Le président burundais et président en exercice de l’Union africaine, Évariste Ndayishimiye, accueille ce lundi 6 juillet à Bujumbura une série de consultations consacrées à la situation politique en République démocratique du Congo.
Selon plusieurs sources concordantes, les membres du présidium de la coalition d’opposition C64, notamment Martin Fayulu, Delly Sesanga, Dieudonné Bolengetenge, Jean-Marc Kabund et Francklin Tshiamala, doivent être reçus par le chef de l’État burundais.
Des représentants des confessions religieuses, dont des délégués de l’Église catholique et de l’Église du Christ au Congo (ECC), participent également à ces consultations.
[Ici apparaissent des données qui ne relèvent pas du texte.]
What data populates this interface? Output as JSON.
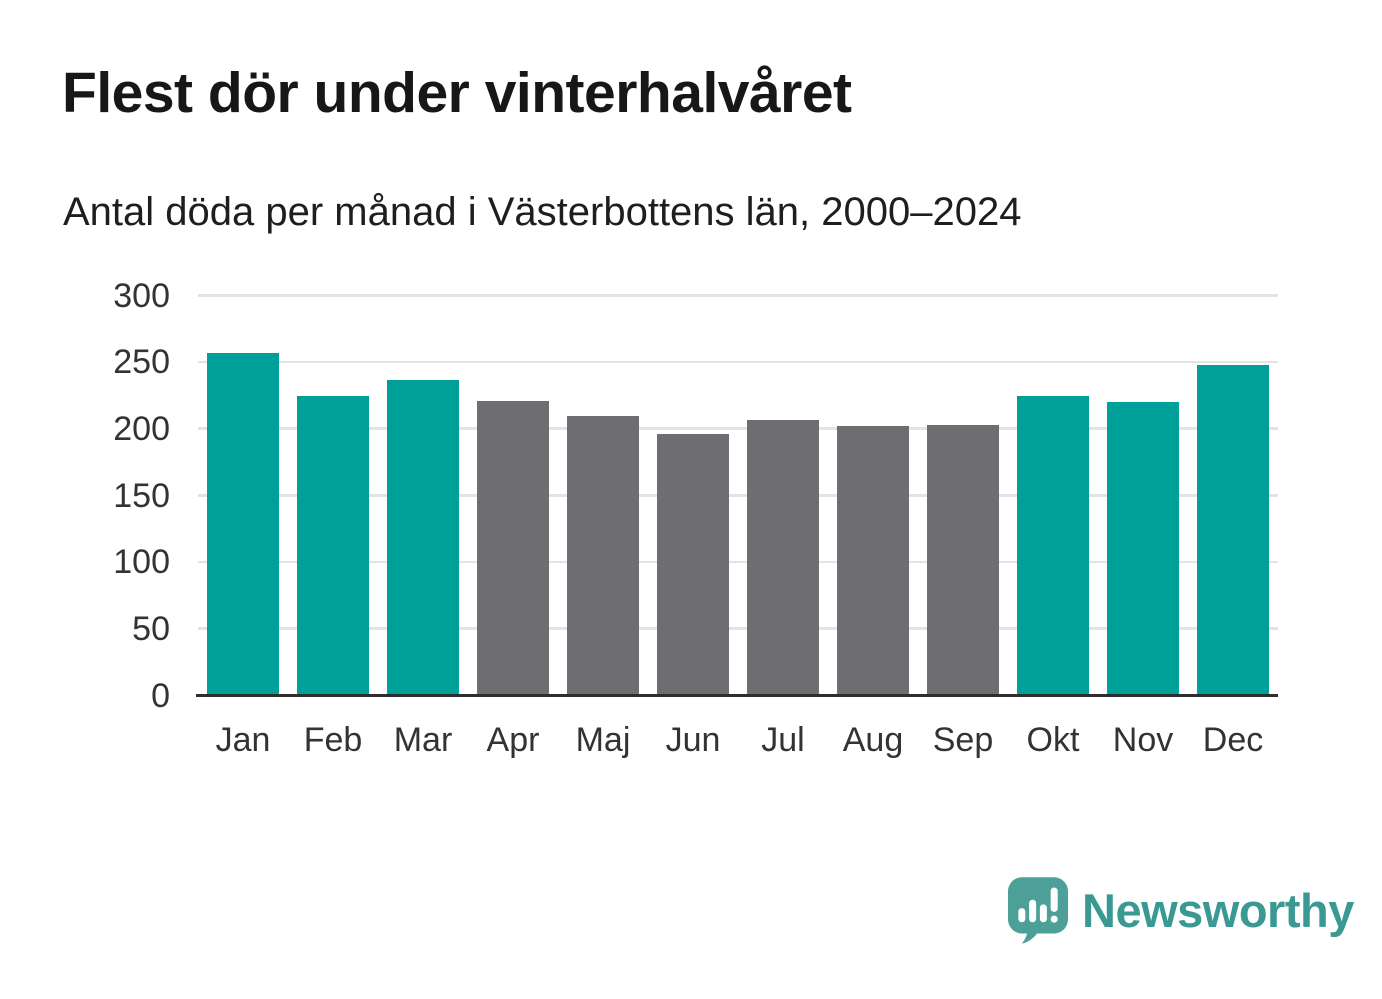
{
  "title": "Flest dör under vinterhalvåret",
  "subtitle": "Antal döda per månad i Västerbottens län, 2000–2024",
  "branding": {
    "name": "Newsworthy",
    "mark_color": "#4da098",
    "wordmark_color": "#3a9a93",
    "mark_bar_color": "#ffffff"
  },
  "chart_data": {
    "type": "bar",
    "title": "Flest dör under vinterhalvåret",
    "subtitle": "Antal döda per månad i Västerbottens län, 2000–2024",
    "categories": [
      "Jan",
      "Feb",
      "Mar",
      "Apr",
      "Maj",
      "Jun",
      "Jul",
      "Aug",
      "Sep",
      "Okt",
      "Nov",
      "Dec"
    ],
    "values": [
      257,
      225,
      237,
      221,
      210,
      196,
      207,
      202,
      203,
      225,
      220,
      248
    ],
    "bar_colors": [
      "#00a099",
      "#00a099",
      "#00a099",
      "#6e6d72",
      "#6e6d72",
      "#6e6d72",
      "#6e6d72",
      "#6e6d72",
      "#6e6d72",
      "#00a099",
      "#00a099",
      "#00a099"
    ],
    "winter_color": "#00a099",
    "summer_color": "#6e6d72",
    "yticks": [
      0,
      50,
      100,
      150,
      200,
      250,
      300
    ],
    "ylim": [
      0,
      300
    ],
    "xlabel": "",
    "ylabel": "",
    "grid": "horizontal",
    "legend": "none",
    "gridline_color": "#e3e3e3",
    "axis_color": "#2e2e2e",
    "tick_label_color": "#333333"
  }
}
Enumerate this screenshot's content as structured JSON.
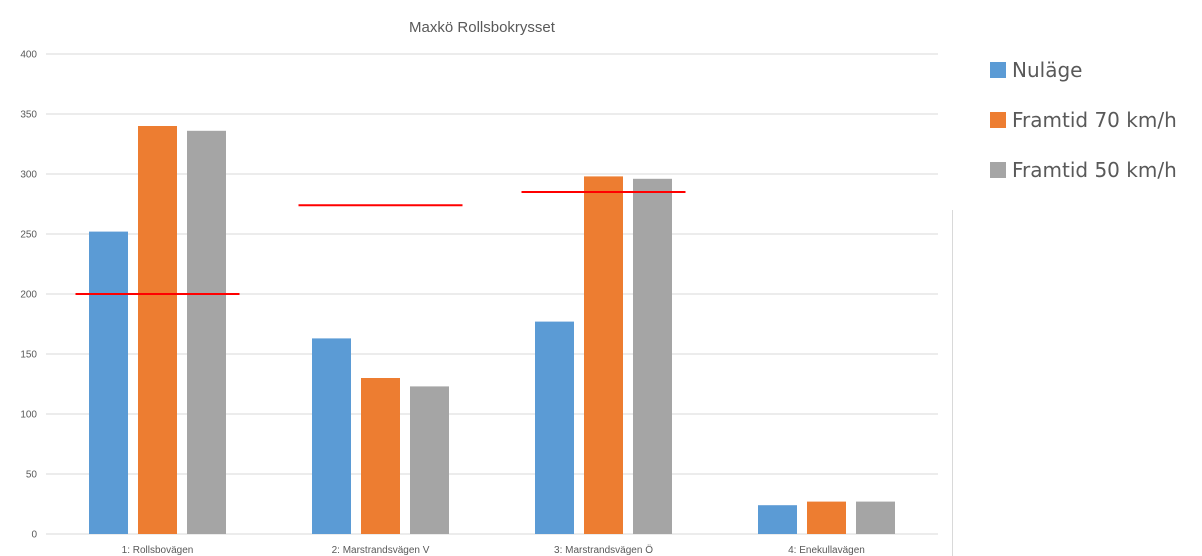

À la veille de cette rencontre, l’ancienne sénatrice Francine Muyumba, proche de l’ancien président Joseph Kabila, s’est interrogée sur la légitimité et l’efficacité de cette nouvelle initiative diplomatique.
« Un nouveau “processus du Burundi” semble se dessiner. Plusieurs questions s’imposent. S’agit-il d’une initiative du Burundi, de la RDC ou d’un nouveau processus de l’Union africaine ? À force de multiplier les processus sans résultats tangibles, on donne l’impression d’une distraction diplomatique et d’une perte de temps. La paix en RDC ne naîtra pas d’une succession de médiations, mais d’une volonté politique sincère et d’un dialogue national inclusif, porté par les Congolais eux-mêmes », a-t-elle écrit sur le réseau social X.
De son côté, Marie-Ange Mushobekwa, également proche de Joseph Kabila et membre du Front commun pour le Congo (FCC), a remis en cause la neutralité du Burundi dans ce rôle de médiateur.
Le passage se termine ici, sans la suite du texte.